Тигриный лог
Шрифт:
– Одиннадцать, кажется.
– Одиннадцать лет! Обалдеть! – фальшиво присвистнула я. Не умела этого делать, как надо. – За такое время забудешь, как они выглядят, а ты их пугаешься до сих пор! Я же не страшная? – испугавшись, что могу услышать от Лео неприятную правду, я поспешила добавить. – В смысле, не пугаю? Я не про оценку своей внешности.
– Не пугаешь, - сказал он. Меня это должно было удовлетворить. Но не удовлетворило. Разбалованная вниманием Джина, я бы не отказалась от комплимента или признания какого-нибудь достоинства. Но заслужить от Лео «не пугаешь» - это уже ого-го! Это вам не вице-мисс Вселенная. Я Лео не пугаю, шутка ли? Когда я доедала второй пирог, он подходил к концу первого. Хотелось потрещать ещё о чем-нибудь. Идти спать пока не тянуло.
– Завтра банный день, - принялась я, как акын*, замечать очевидное. – Видишь,
– Всё будет в порядке. – заметил Лео.
– Откуда такая уверенность? – прищурилась я. – Ты приглядываешь за мной и без просьб?

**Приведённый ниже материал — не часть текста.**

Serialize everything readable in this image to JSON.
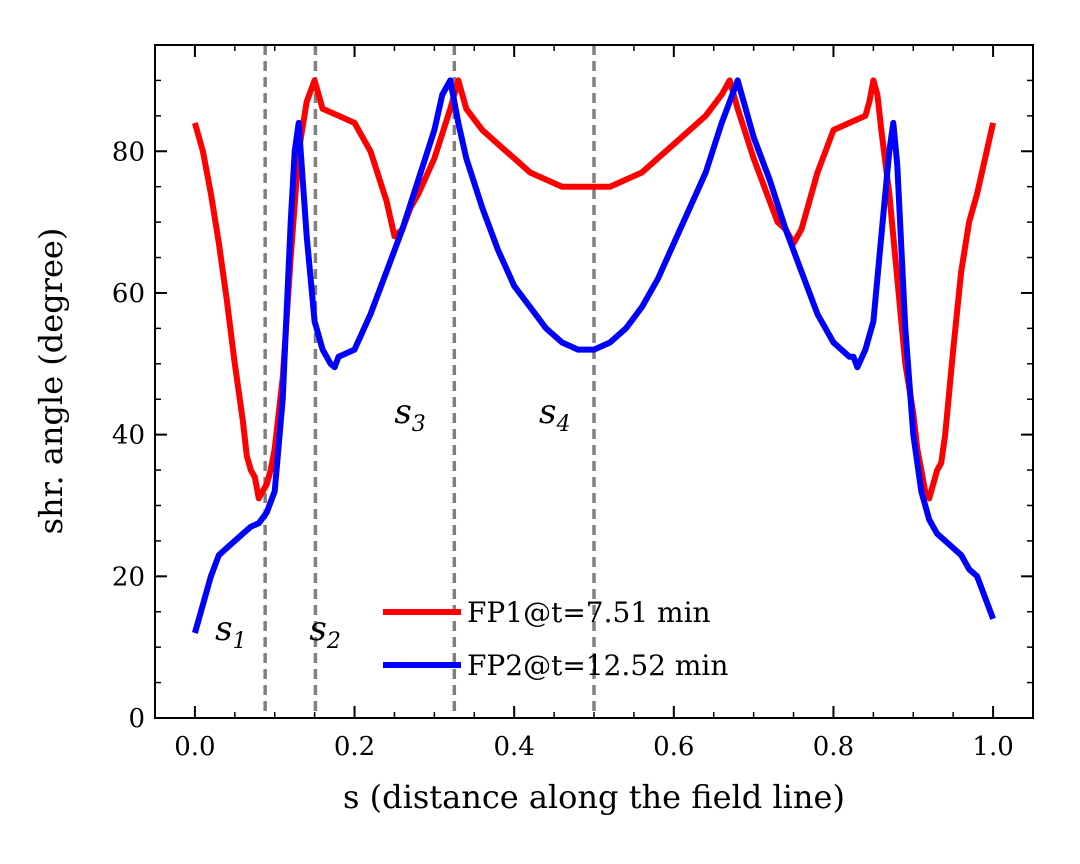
{
  "chart_data": {
    "type": "line",
    "title": "",
    "xlabel": "s (distance along the field line)",
    "ylabel": "shr. angle (degree)",
    "xlim": [
      -0.05,
      1.05
    ],
    "ylim": [
      0,
      95
    ],
    "xticks": [
      "0.0",
      "0.2",
      "0.4",
      "0.6",
      "0.8",
      "1.0"
    ],
    "xtick_values": [
      0,
      0.2,
      0.4,
      0.6,
      0.8,
      1.0
    ],
    "yticks": [
      "0",
      "20",
      "40",
      "60",
      "80"
    ],
    "ytick_values": [
      0,
      20,
      40,
      60,
      80
    ],
    "x_minor_step": 0.05,
    "y_minor_step": 5,
    "grid": false,
    "legend_position": "lower-center",
    "series": [
      {
        "name": "FP1@t=7.51 min",
        "color": "#ff0000",
        "x": [
          0.0,
          0.01,
          0.02,
          0.03,
          0.04,
          0.05,
          0.06,
          0.065,
          0.07,
          0.075,
          0.08,
          0.085,
          0.09,
          0.095,
          0.1,
          0.11,
          0.12,
          0.13,
          0.14,
          0.15,
          0.155,
          0.16,
          0.18,
          0.2,
          0.22,
          0.24,
          0.25,
          0.26,
          0.27,
          0.28,
          0.3,
          0.32,
          0.33,
          0.34,
          0.36,
          0.38,
          0.4,
          0.42,
          0.44,
          0.46,
          0.48,
          0.5,
          0.52,
          0.54,
          0.56,
          0.58,
          0.6,
          0.62,
          0.64,
          0.66,
          0.67,
          0.68,
          0.7,
          0.72,
          0.73,
          0.74,
          0.75,
          0.76,
          0.78,
          0.8,
          0.82,
          0.84,
          0.845,
          0.85,
          0.855,
          0.86,
          0.87,
          0.88,
          0.89,
          0.9,
          0.905,
          0.91,
          0.915,
          0.92,
          0.925,
          0.93,
          0.935,
          0.94,
          0.95,
          0.96,
          0.97,
          0.98,
          0.99,
          1.0
        ],
        "y": [
          84,
          80,
          74,
          67,
          59,
          50,
          42,
          37,
          35,
          34,
          31,
          32,
          33,
          35,
          38,
          48,
          65,
          80,
          87,
          90,
          88,
          86,
          85,
          84,
          80,
          73,
          68,
          69,
          72,
          74,
          79,
          86,
          90,
          86,
          83,
          81,
          79,
          77,
          76,
          75,
          75,
          75,
          75,
          76,
          77,
          79,
          81,
          83,
          85,
          88,
          90,
          86,
          79,
          73,
          70,
          69,
          67,
          69,
          77,
          83,
          84,
          85,
          87,
          90,
          88,
          83,
          74,
          62,
          50,
          43,
          38,
          35,
          32,
          31,
          33,
          35,
          36,
          40,
          52,
          63,
          70,
          74,
          79,
          84
        ]
      },
      {
        "name": "FP2@t=12.52 min",
        "color": "#0000ff",
        "x": [
          0.0,
          0.01,
          0.02,
          0.03,
          0.04,
          0.05,
          0.06,
          0.07,
          0.08,
          0.09,
          0.1,
          0.11,
          0.12,
          0.125,
          0.13,
          0.14,
          0.15,
          0.16,
          0.17,
          0.175,
          0.18,
          0.2,
          0.22,
          0.24,
          0.26,
          0.28,
          0.3,
          0.31,
          0.32,
          0.33,
          0.34,
          0.36,
          0.38,
          0.4,
          0.42,
          0.44,
          0.46,
          0.48,
          0.5,
          0.52,
          0.54,
          0.56,
          0.58,
          0.6,
          0.62,
          0.64,
          0.66,
          0.67,
          0.68,
          0.69,
          0.7,
          0.72,
          0.74,
          0.76,
          0.78,
          0.8,
          0.82,
          0.825,
          0.83,
          0.84,
          0.85,
          0.86,
          0.87,
          0.875,
          0.88,
          0.89,
          0.9,
          0.91,
          0.92,
          0.93,
          0.94,
          0.95,
          0.96,
          0.97,
          0.98,
          0.99,
          1.0
        ],
        "y": [
          12,
          16,
          20,
          23,
          24,
          25,
          26,
          27,
          27.5,
          29,
          32,
          45,
          70,
          80,
          84,
          68,
          56,
          52,
          50,
          49.5,
          51,
          52,
          57,
          63,
          69,
          76,
          83,
          88,
          90,
          84,
          79,
          72,
          66,
          61,
          58,
          55,
          53,
          52,
          52,
          53,
          55,
          58,
          62,
          67,
          72,
          77,
          84,
          87,
          90,
          86,
          82,
          76,
          69,
          63,
          57,
          53,
          51,
          51,
          49.5,
          52,
          56,
          68,
          80,
          84,
          78,
          55,
          40,
          32,
          28,
          26,
          25,
          24,
          23,
          21,
          20,
          17,
          14
        ]
      }
    ],
    "markers": [
      {
        "label": "s",
        "sub": "1",
        "x": 0.088
      },
      {
        "label": "s",
        "sub": "2",
        "x": 0.151
      },
      {
        "label": "s",
        "sub": "3",
        "x": 0.325
      },
      {
        "label": "s",
        "sub": "4",
        "x": 0.5
      }
    ],
    "marker_color": "#808080"
  }
}
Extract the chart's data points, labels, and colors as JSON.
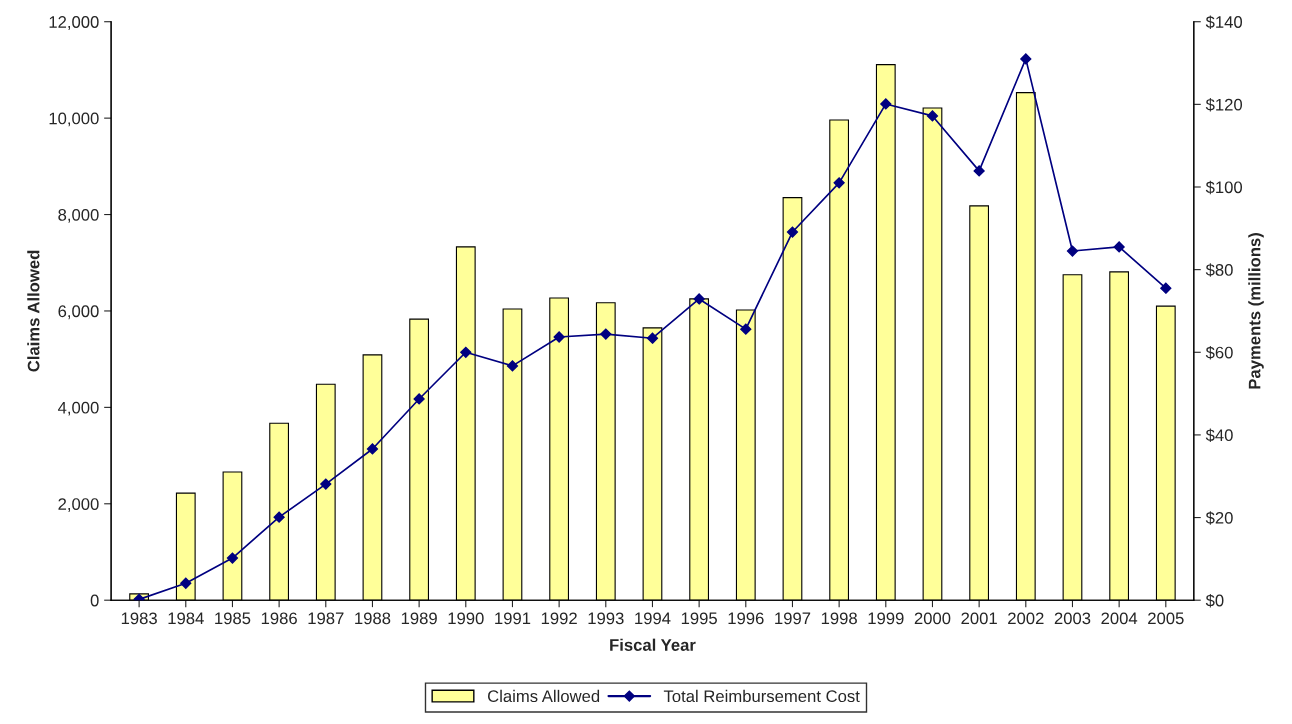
{
  "chart_data": {
    "type": "bar",
    "xlabel": "Fiscal Year",
    "ylabel": "Claims Allowed",
    "y2label": "Payments (millions)",
    "categories": [
      "1983",
      "1984",
      "1985",
      "1986",
      "1987",
      "1988",
      "1989",
      "1990",
      "1991",
      "1992",
      "1993",
      "1994",
      "1995",
      "1996",
      "1997",
      "1998",
      "1999",
      "2000",
      "2001",
      "2002",
      "2003",
      "2004",
      "2005"
    ],
    "series": [
      {
        "name": "Claims Allowed",
        "color": "#ffff99",
        "values": [
          130,
          2220,
          2660,
          3670,
          4480,
          5090,
          5830,
          7330,
          6040,
          6270,
          6170,
          5650,
          6250,
          6020,
          8350,
          9960,
          11110,
          10210,
          8180,
          10530,
          6750,
          6810,
          6100
        ]
      },
      {
        "name": "Total Reimbursement Cost",
        "type": "line",
        "axis": "y2",
        "color": "#000080",
        "marker": "diamond",
        "values": [
          0.2,
          4.1,
          10.2,
          20.1,
          28.1,
          36.6,
          48.7,
          60.0,
          56.7,
          63.7,
          64.4,
          63.4,
          72.9,
          65.6,
          89.1,
          101.0,
          120.1,
          117.2,
          103.9,
          131.0,
          84.5,
          85.5,
          75.5
        ]
      }
    ],
    "ylim": [
      0,
      12000
    ],
    "yticks": [
      {
        "value": 0,
        "label": "0"
      },
      {
        "value": 2000,
        "label": "2,000"
      },
      {
        "value": 4000,
        "label": "4,000"
      },
      {
        "value": 6000,
        "label": "6,000"
      },
      {
        "value": 8000,
        "label": "8,000"
      },
      {
        "value": 10000,
        "label": "10,000"
      },
      {
        "value": 12000,
        "label": "12,000"
      }
    ],
    "y2lim": [
      0,
      140
    ],
    "y2ticks": [
      {
        "value": 0,
        "label": "$0"
      },
      {
        "value": 20,
        "label": "$20"
      },
      {
        "value": 40,
        "label": "$40"
      },
      {
        "value": 60,
        "label": "$60"
      },
      {
        "value": 80,
        "label": "$80"
      },
      {
        "value": 100,
        "label": "$100"
      },
      {
        "value": 120,
        "label": "$120"
      },
      {
        "value": 140,
        "label": "$140"
      }
    ],
    "grid": false,
    "legend": "bottom"
  }
}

– За тобой приглядывают. – спокойно промолвил он. Мне стало неловко. Он что же… видел, что Шуга и Ви стоят на шухере? Ай-яй-яй, что же делать? Это ведь означает, что он понял, что Шуга и Ви знают о моей половой принадлежности! Он донесет Хенсоку? Хану? Кому? Уже донес, но почему-то те пока молчат? Думают, когда лучше выгнать? Надеются, что сама уйду?
– Ты… про ребят? – Лео кивнул. – Ты знаешь, что они стерегут меня у бани?
– Видел.
– А… - почему я так элементарно этого не предусмотрела? Разумеется, что страж монастыря бродит везде и следит за всем. Как он мог проглядеть двоих пацанов у дверей, когда внутри моется девочка? Никак, поэтому и не проглядел. – Значит, ты теперь в курсе, что эти двое осведомлены…

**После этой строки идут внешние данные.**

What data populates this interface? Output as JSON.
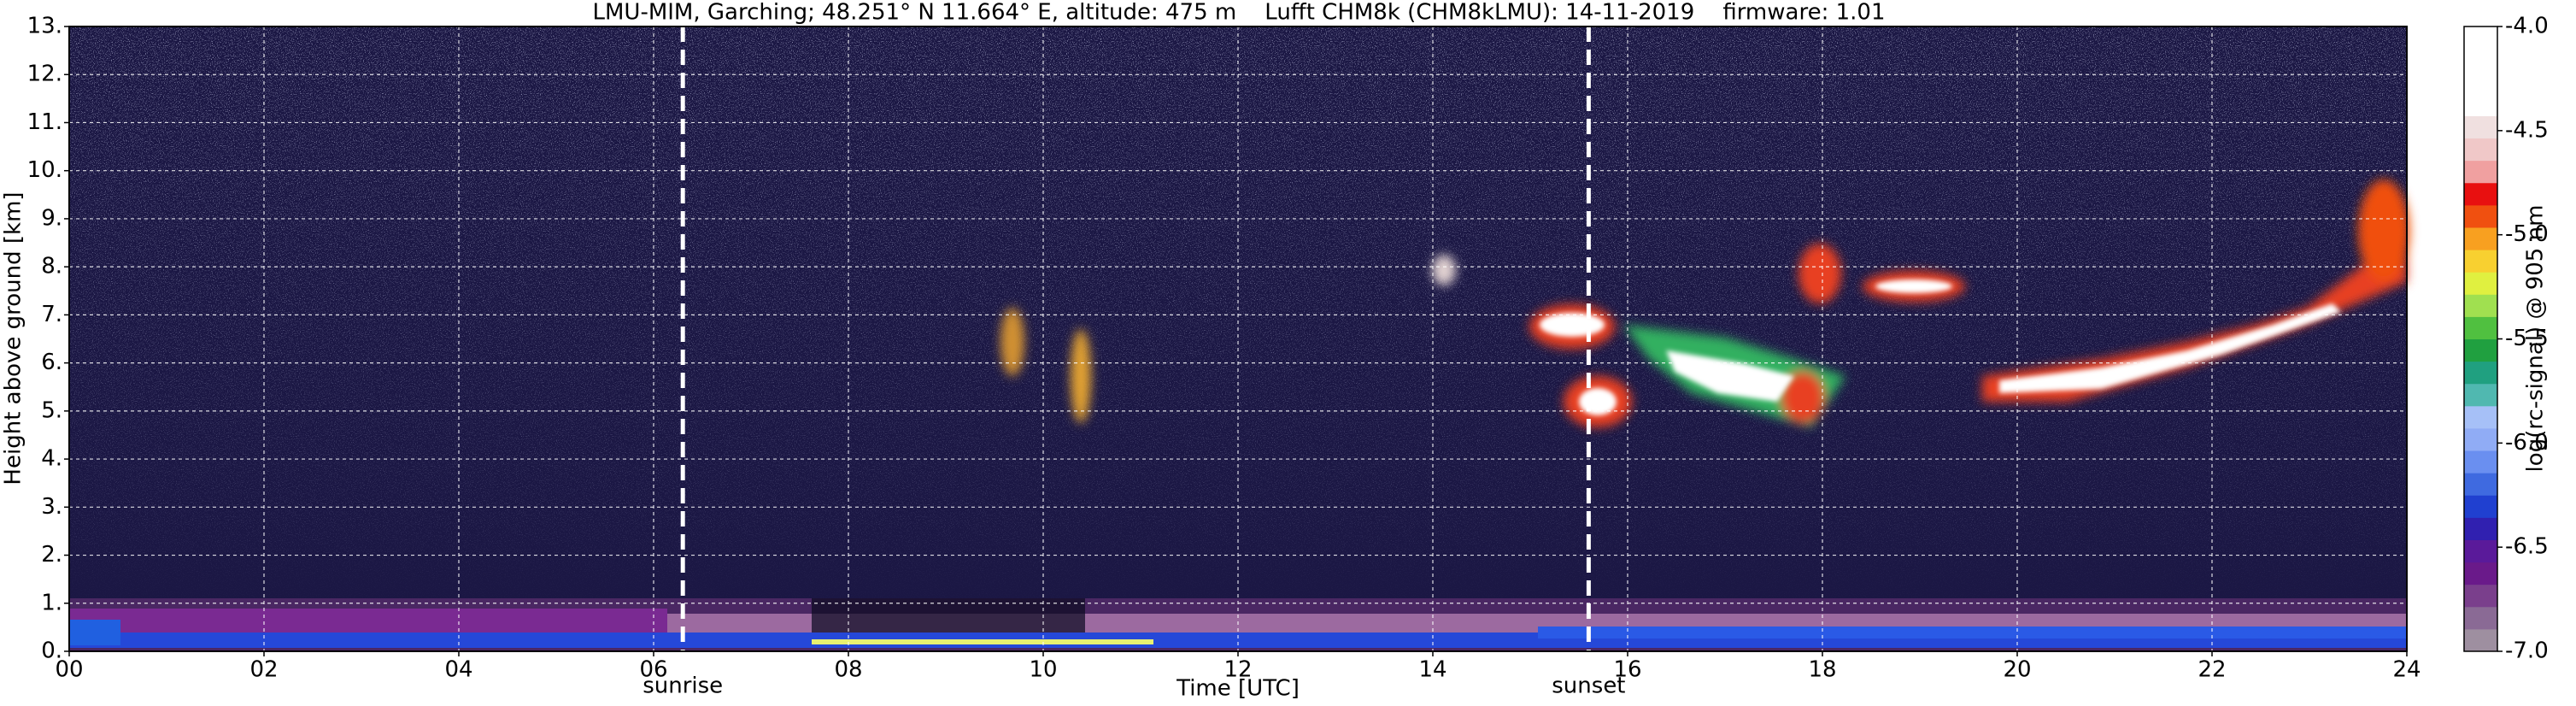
{
  "chart_data": {
    "type": "heatmap",
    "title": "LMU-MIM, Garching; 48.251° N 11.664° E, altitude: 475 m    Lufft CHM8k (CHM8kLMU): 14-11-2019    firmware: 1.01",
    "xlabel": "Time [UTC]",
    "ylabel": "Height above ground [km]",
    "xlim": [
      0,
      24
    ],
    "xticks": [
      {
        "value": 0,
        "label": "00"
      },
      {
        "value": 2,
        "label": "02"
      },
      {
        "value": 4,
        "label": "04"
      },
      {
        "value": 6,
        "label": "06"
      },
      {
        "value": 8,
        "label": "08"
      },
      {
        "value": 10,
        "label": "10"
      },
      {
        "value": 12,
        "label": "12"
      },
      {
        "value": 14,
        "label": "14"
      },
      {
        "value": 16,
        "label": "16"
      },
      {
        "value": 18,
        "label": "18"
      },
      {
        "value": 20,
        "label": "20"
      },
      {
        "value": 22,
        "label": "22"
      },
      {
        "value": 24,
        "label": "24"
      }
    ],
    "ylim": [
      0,
      13
    ],
    "yticks": [
      {
        "value": 0,
        "label": "0."
      },
      {
        "value": 1,
        "label": "1."
      },
      {
        "value": 2,
        "label": "2."
      },
      {
        "value": 3,
        "label": "3."
      },
      {
        "value": 4,
        "label": "4."
      },
      {
        "value": 5,
        "label": "5."
      },
      {
        "value": 6,
        "label": "6."
      },
      {
        "value": 7,
        "label": "7."
      },
      {
        "value": 8,
        "label": "8."
      },
      {
        "value": 9,
        "label": "9."
      },
      {
        "value": 10,
        "label": "10."
      },
      {
        "value": 11,
        "label": "11."
      },
      {
        "value": 12,
        "label": "12."
      },
      {
        "value": 13,
        "label": "13."
      }
    ],
    "grid": true,
    "annotations": [
      {
        "x": 6.3,
        "label": "sunrise"
      },
      {
        "x": 15.6,
        "label": "sunset"
      }
    ],
    "colorbar": {
      "label": "log(rc-signal) @ 905 nm",
      "lim": [
        -7,
        -4
      ],
      "ticks": [
        {
          "value": -4,
          "label": "-4.0"
        },
        {
          "value": -4.5,
          "label": "-4.5"
        },
        {
          "value": -5,
          "label": "-5.0"
        },
        {
          "value": -5.5,
          "label": "-5.5"
        },
        {
          "value": -6,
          "label": "-6.0"
        },
        {
          "value": -6.5,
          "label": "-6.5"
        },
        {
          "value": -7,
          "label": "-7.0"
        }
      ],
      "colors": [
        "#9e8fa0",
        "#8a6a95",
        "#7a3f8c",
        "#6a1a8a",
        "#5a1a9a",
        "#3020b0",
        "#2040d0",
        "#3f6ae0",
        "#6a8ff0",
        "#90acf5",
        "#a6c0f7",
        "#50b8b0",
        "#20a080",
        "#20a040",
        "#50c040",
        "#a0e050",
        "#e0f040",
        "#f8d030",
        "#f8a020",
        "#f05010",
        "#e81010",
        "#f0a0a0",
        "#f0c8c8",
        "#f0e0e0",
        "#ffffff",
        "#ffffff",
        "#ffffff",
        "#ffffff"
      ]
    }
  }
}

– Трое, - уточнил Лео. Я распахнула глаза шире.
– Что?! – он поднял три пальца свободной руки, не отвлекаясь от вкушения пищи. – Ты… о ком третьем идет речь?
– Джин, - спокойно выдал монах-воин. Мне едва не поплохело. Как много он видел и знает здесь?
– Он меня не караулит…
– Он смотрит, - Лео стрельнул зрачками в уголки глаз, в мою сторону, но тотчас же отвел их, наверное, чтобы самому не делать того, о чем говорит. – Не как на остальных, - А нет, так бы он не смог. Он на всех смотрит одинаково, этот одинокий ручной тигр. Мурчать не умеет, но хотя бы когти не выпускает.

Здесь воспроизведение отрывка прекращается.